What does the shift from fee for service in optometry to value-based models of care mean for optometrists and their practices?
According to Dr. Bryan Rogoff, president of EyeExec consulting, this change need not be a cause for panic.
He acknowledges that many OD’s have been wary of the move toward value-based models, being used to the current dominant system of fee for service in optometry. In this model, professionals are paid for providing procedures.
In value-based care, by contrast, they are paid based upon the outcome of these procedures rather than the procedures themselves.
Several years back, in response to concerns over rising health-care costs, Medicare introduced a program called MIPS (Merit-based Incentive Payment System), which operates using a value-based care model. Since 2016, more and more health professionals (including optometrists) have started to be paid based on their MIPS score.
Learn all about MACRA and MIPS in this article.
The program is expanding and will continue to do so over the next few years, into 2019. For physicians who are just beginning to educate themselves about these issues, Dr. Rogoff recommends consulting the American Optometric Association, which has an entire department devoted to providing resources on MIPS.

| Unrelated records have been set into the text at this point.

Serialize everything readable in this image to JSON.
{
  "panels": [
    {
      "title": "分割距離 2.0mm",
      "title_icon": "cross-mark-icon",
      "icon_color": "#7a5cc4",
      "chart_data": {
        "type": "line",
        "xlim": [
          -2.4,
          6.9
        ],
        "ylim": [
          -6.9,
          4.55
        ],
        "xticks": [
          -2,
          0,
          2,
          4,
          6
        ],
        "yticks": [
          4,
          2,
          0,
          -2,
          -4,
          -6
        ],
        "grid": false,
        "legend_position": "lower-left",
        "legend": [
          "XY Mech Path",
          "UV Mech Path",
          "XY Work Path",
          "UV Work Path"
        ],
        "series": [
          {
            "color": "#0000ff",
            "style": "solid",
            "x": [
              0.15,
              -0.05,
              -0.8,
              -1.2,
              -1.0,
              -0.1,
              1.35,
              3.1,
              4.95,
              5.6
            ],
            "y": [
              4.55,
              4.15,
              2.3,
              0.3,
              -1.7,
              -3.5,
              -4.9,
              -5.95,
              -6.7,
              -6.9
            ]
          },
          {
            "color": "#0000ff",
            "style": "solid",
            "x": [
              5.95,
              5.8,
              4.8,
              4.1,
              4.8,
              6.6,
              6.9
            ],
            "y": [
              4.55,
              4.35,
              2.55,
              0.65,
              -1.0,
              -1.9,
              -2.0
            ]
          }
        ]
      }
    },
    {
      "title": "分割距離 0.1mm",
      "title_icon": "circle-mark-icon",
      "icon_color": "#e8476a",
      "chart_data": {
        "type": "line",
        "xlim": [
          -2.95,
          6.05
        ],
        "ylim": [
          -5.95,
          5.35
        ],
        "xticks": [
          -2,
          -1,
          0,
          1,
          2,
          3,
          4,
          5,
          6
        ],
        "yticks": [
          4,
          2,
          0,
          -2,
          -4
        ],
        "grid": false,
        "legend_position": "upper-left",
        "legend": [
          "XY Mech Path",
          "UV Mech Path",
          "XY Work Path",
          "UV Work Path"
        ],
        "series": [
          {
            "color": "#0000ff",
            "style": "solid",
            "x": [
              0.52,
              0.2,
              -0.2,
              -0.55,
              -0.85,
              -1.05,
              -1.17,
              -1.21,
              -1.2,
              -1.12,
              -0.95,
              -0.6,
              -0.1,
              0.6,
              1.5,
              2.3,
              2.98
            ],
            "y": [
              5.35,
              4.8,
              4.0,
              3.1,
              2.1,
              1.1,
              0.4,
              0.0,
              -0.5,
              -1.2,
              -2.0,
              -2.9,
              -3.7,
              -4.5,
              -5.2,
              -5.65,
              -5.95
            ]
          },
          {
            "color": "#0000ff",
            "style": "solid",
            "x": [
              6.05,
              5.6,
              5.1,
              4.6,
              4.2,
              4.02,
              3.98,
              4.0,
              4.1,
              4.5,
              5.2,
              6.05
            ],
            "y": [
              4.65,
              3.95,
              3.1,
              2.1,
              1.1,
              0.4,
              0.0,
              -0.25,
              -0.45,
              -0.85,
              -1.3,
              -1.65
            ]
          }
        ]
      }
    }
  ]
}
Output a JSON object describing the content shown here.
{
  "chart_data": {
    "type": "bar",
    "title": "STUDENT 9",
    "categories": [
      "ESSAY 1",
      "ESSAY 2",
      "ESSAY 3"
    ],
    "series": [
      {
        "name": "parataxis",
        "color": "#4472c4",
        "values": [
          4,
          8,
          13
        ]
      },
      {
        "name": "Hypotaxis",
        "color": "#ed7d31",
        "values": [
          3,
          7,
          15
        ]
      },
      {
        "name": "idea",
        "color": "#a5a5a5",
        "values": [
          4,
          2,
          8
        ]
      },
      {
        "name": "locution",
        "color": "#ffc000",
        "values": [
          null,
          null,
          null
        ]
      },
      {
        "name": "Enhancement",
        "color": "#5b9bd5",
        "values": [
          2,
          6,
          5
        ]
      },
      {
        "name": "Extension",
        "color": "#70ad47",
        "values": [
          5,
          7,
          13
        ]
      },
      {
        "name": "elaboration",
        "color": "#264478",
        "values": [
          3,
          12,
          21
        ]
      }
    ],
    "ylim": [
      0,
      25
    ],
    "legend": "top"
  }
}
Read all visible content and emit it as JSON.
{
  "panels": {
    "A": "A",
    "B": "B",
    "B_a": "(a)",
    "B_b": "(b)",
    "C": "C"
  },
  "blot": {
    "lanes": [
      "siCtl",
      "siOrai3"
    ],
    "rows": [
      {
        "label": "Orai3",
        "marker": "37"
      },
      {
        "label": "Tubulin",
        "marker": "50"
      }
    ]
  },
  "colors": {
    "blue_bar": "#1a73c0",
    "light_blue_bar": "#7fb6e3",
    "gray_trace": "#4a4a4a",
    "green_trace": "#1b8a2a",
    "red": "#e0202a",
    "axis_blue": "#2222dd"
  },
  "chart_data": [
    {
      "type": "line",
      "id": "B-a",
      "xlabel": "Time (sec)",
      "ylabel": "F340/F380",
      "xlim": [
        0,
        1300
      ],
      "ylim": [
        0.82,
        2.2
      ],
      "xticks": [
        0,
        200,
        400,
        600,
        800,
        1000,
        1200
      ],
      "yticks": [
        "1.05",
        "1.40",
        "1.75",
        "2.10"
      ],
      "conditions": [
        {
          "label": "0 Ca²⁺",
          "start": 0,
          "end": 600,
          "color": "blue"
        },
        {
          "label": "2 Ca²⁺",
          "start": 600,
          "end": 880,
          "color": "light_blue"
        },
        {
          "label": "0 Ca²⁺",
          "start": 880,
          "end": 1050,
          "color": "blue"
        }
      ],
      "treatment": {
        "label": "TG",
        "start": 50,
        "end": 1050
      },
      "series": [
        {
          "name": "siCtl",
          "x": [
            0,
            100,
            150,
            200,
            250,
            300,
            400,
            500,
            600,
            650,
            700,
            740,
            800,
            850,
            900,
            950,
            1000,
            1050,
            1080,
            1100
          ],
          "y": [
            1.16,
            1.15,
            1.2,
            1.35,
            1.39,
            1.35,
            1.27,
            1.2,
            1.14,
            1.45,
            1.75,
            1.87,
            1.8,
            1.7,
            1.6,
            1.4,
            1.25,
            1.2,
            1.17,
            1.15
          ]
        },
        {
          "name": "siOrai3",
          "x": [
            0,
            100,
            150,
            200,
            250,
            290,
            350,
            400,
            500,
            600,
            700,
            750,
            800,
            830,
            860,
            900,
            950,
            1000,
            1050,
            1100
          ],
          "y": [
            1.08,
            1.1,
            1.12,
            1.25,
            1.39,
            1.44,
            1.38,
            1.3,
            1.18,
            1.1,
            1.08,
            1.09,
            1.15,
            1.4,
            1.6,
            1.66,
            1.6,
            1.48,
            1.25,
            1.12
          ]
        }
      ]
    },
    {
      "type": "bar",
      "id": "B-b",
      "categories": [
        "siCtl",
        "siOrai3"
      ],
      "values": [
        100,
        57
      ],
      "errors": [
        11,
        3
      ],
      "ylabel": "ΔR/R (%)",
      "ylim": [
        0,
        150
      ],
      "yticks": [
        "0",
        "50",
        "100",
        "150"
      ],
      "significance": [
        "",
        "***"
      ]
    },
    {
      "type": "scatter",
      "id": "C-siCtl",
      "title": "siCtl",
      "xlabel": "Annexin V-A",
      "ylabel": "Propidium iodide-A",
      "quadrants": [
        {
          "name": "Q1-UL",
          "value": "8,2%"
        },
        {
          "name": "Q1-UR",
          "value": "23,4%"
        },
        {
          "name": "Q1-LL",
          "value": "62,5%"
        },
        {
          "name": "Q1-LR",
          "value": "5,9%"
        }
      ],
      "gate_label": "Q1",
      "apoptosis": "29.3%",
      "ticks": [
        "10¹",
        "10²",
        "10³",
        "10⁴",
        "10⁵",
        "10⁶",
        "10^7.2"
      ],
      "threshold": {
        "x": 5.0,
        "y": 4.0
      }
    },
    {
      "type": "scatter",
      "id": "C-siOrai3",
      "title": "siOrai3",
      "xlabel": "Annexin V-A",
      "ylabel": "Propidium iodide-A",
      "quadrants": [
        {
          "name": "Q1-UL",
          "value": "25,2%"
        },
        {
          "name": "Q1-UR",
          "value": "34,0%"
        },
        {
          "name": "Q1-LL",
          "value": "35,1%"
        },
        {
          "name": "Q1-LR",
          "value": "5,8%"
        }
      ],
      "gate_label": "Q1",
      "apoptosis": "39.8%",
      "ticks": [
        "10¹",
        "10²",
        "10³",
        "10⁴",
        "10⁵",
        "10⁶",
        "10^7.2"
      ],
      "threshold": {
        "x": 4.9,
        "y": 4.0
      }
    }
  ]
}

He emphasizes that optometrists must adapt their goals and strategies to this new context.
For example, many groups are currently fighting to expand scope-of-care and advocacy rights while assuming a fee-for-service framework. These groups need to be asking themselves how such rights will work in a value-based care context.
Dr. Rogoff also points out the role of “big tech” in the industry’s response to these developments. The 2007 recession, along with legislative changes, created the opportunity for big tech companies (e.g. Apple, IBM, Google) to become involved with data collection. This has had major effects on a variety of industries. For instance, insurance companies now utilize compiled data from wearable technologies (analyzing patients exercise, sleeping patterns, standing patterns, etc.) in order to calculate premiums.
Although Dr. Rogoff understands how developments like these might provoke uncertainty and apprehension, he encourages us to think in terms of the opportunities that such changes will open up. “We want to look at these as resources we can use to help our clinical diagnosis, to help better outcomes.”